Um, I don't know who U MEANT to send that to, but yes I WAS going to fuck you. Instead you can go play Halo with ur friends.
If you could channel this insane talent for stalking you'd be a great weapon for this country. If you had a crush on Bin Ladin, guaranteed he'd be found, monitered and tagged within five days.
My mom gets in bar fights. She doesn't go to bed early.
I had a dream last night that Anthony Bourdain gave me a vibrator.
he said I could live with him because I'm cheaper than a dog and don't need a pet deposit. That and I don't piss on the carpet...
He skyped me to learn how to roll a joint and for us to masturbate together. And you said a long distance relationship wouldn't work.

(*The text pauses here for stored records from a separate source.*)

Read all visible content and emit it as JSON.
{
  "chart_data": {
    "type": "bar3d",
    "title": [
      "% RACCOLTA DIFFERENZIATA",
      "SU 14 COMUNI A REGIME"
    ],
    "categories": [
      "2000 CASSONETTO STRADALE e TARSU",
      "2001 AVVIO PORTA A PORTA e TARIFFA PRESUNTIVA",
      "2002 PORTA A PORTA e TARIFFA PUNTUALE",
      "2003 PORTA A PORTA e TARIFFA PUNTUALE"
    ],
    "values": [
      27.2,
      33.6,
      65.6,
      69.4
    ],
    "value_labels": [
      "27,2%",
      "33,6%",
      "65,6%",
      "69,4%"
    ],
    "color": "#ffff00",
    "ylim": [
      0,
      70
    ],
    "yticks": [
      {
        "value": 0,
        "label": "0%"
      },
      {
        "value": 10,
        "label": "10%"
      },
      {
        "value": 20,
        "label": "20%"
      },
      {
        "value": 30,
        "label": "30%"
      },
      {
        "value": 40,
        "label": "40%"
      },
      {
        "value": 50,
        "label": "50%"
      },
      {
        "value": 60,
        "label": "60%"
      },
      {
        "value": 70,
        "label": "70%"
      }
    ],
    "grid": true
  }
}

I just got a msg from someone saved in my phone as "gouiys stAndingg nezxt me not oz". Omh my life.
I tried snowmobiling at 2 am. I broke my glasses. You're right. Things do get out of control.
thanks again for a nice night (and please don't fuck my boss)
You know i love you, but i just cannot fuck you until your eyebrow grows back. It's too hard not to laugh.
my roommate woke me up with head. more awkward than it sounds.
Only I could turn my one night stands into class essays. Go me.
Whoever said it shouldn't take a man to make you happy clearly wasn't having sex everyday.
And on the way out from Applebee's he tried to take the basket of toothpicks claiming he was using them as a tax write off. Last time I babysit my dad on thirsty Thursday.
Have you actually looked at the corn flakes box? I don't think the rooster has a soul.